External quality assessment is a tool to compare the result of a particular laboratory test in relation to those of other laboratories as well as to assess the performance of a laboratory test over a prolonged period of time. We evaluated the relationship between the between-laboratory variation and the sample category (normal, borderline, and abnormal) for antithrombin, protein C, protein S, and the activated protein C resistance test. Only for antithrombin and protein S was a significant relationship (0.004 < p < 0.012) observed. The effect of the between-laboratory variation of the different sample categories on the clinical interpretation was investigated. With the exception of free protein S antigen, all variables showed a significant relationship (0.004 < p < 0.045) between the sample category and the percentage of misclassification. Because in clinical practice a stable test performance over a prolonged period of time is important, we evaluated the quality of test performance using the long-term analytical coefficient of variation (LCVa). A wide range in the LCVa was observed for antithrombin, protein C, and protein S. Less than half of the participants could fulfill the quality specification for diagnostic testing (LCVa < or = 0.58 x total biological variation). This study shows that a more stable performance of laboratory tests involved in the screening of thrombophilia over a prolonged period of time is necessary.

Long-term analytical performance of hemostasis field methods as assessed by evaluation of the results of an external quality assessment program for antithrombin.
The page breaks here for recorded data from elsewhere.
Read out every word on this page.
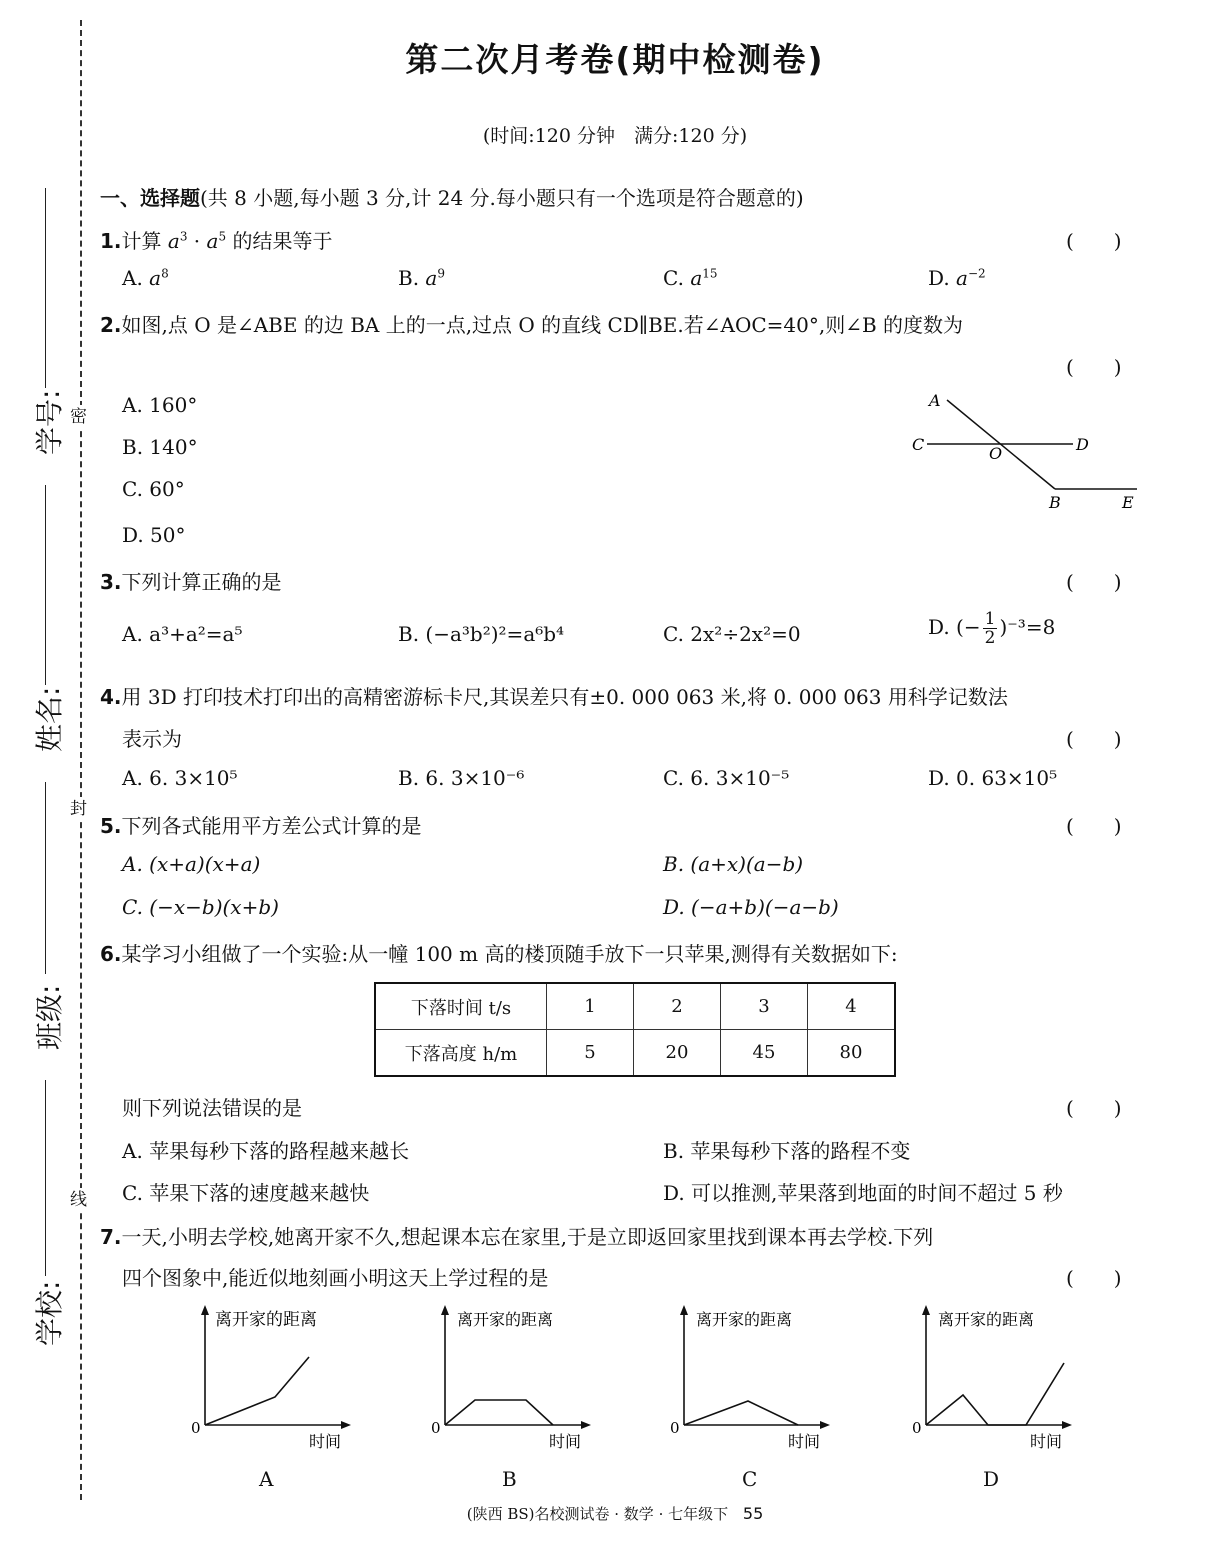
学号:
姓名:
班级:
学校:
密
封
线
第二次月考卷(期中检测卷)
(时间:120 分钟　满分:120 分)
一、选择题(共 8 小题,每小题 3 分,计 24 分.每小题只有一个选项是符合题意的)
1.计算 $a^3 \cdot a^5$ 的结果等于	(　　)
A. $a^8$	B. $a^9$	C. $a^{15}$	D. $a^{-2}$
2.如图,点 O 是∠ABE 的边 BA 上的一点,过点 O 的直线 CD∥BE.若∠AOC=40°,则∠B 的度数为
(　　)
A. 160°
B. 140°
C. 60°
D. 50°
A
C	O	D
B	E
3.下列计算正确的是	(　　)
A. a³+a²=a⁵	B. (−a³b²)²=a⁶b⁴	C. 2x²÷2x²=0	D. (− $\frac{1}{2} )^{-3}=8$
4.用 3D 打印技术打印出的高精密游标卡尺,其误差只有±0. 000 063 米,将 0. 000 063 用科学记数法
表示为	(　　)
A. 6. 3×10⁵	B. 6. 3×10⁻⁶	C. 6. 3×10⁻⁵	D. 0. 63×10⁵
5.下列各式能用平方差公式计算的是	(　　)
A. (x+a)(x+a)	B. (a+x)(a−b)
C. (−x−b)(x+b)	D. (−a+b)(−a−b)
6.某学习小组做了一个实验:从一幢 100 m 高的楼顶随手放下一只苹果,测得有关数据如下:
下落时间 t/s	1	2	3	4
下落高度 h/m	5	20	45	80
则下列说法错误的是	(　　)
A. 苹果每秒下落的路程越来越长	B. 苹果每秒下落的路程不变
C. 苹果下落的速度越来越快	D. 可以推测,苹果落到地面的时间不超过 5 秒
7.一天,小明去学校,她离开家不久,想起课本忘在家里,于是立即返回家里找到课本再去学校.下列
四个图象中,能近似地刻画小明这天上学过程的是	(　　)
离开家的距离
0
时间
A
离开家的距离
0
时间
B
离开家的距离
0
时间
C
离开家的距离
0
时间
D
(陕西 BS)名校测试卷 · 数学 · 七年级下 55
BACKGROUND: It is important for a laboratory to know the stability of performance of laboratory tests over time. The aim of this study was to adapt from the field of clinical chemistry a method to assess the long-term analytical performance of hemostasis field methods. METHODS: The linear regression model was used to compare the laboratory results with the consensus mean value of a survey. This model was applied to plasma antithrombin activity using the data for 82 laboratories, collected between 1996 and 1999 in the European Concerted Action on Thrombosis (ECAT) external quality assessment program. The long-term total, random, and systematic error were calculated. The variables introduced to define the long-term performance in this model were the long-term analytical CV (LCV(a)) and the analytical critical difference (ACD), which indicates the minimum difference necessary between two samples measured on a long-term time-scale to consider them statistically significantly different. RESULTS: The systematic error (bias) ranged from 4.5 to 103 units/L. The random error ranged from 24.4 to 242 units/L. For the majority of the laboratories, random error was the main component (>75%) of the total error. The LCV(a), after adjustment for the contribution of the bias, ranged from 2.8% to 48%. The ACD ranged from 78 to 1290 units/L with a median value of 190 units/L. No statistically significant differences were observed for either LCV(a) or ACD between the two different measurement principles for antithrombin activity based on the inhibition of either thrombin or factor Xa. CONCLUSIONS: This linear regression model is useful for assessing the total error, random error, and bias for hemostasis field methods. The LCV(a) and ACD for measurement on a long-term time-scale appear to be useful for assessing the long-term analytical performance.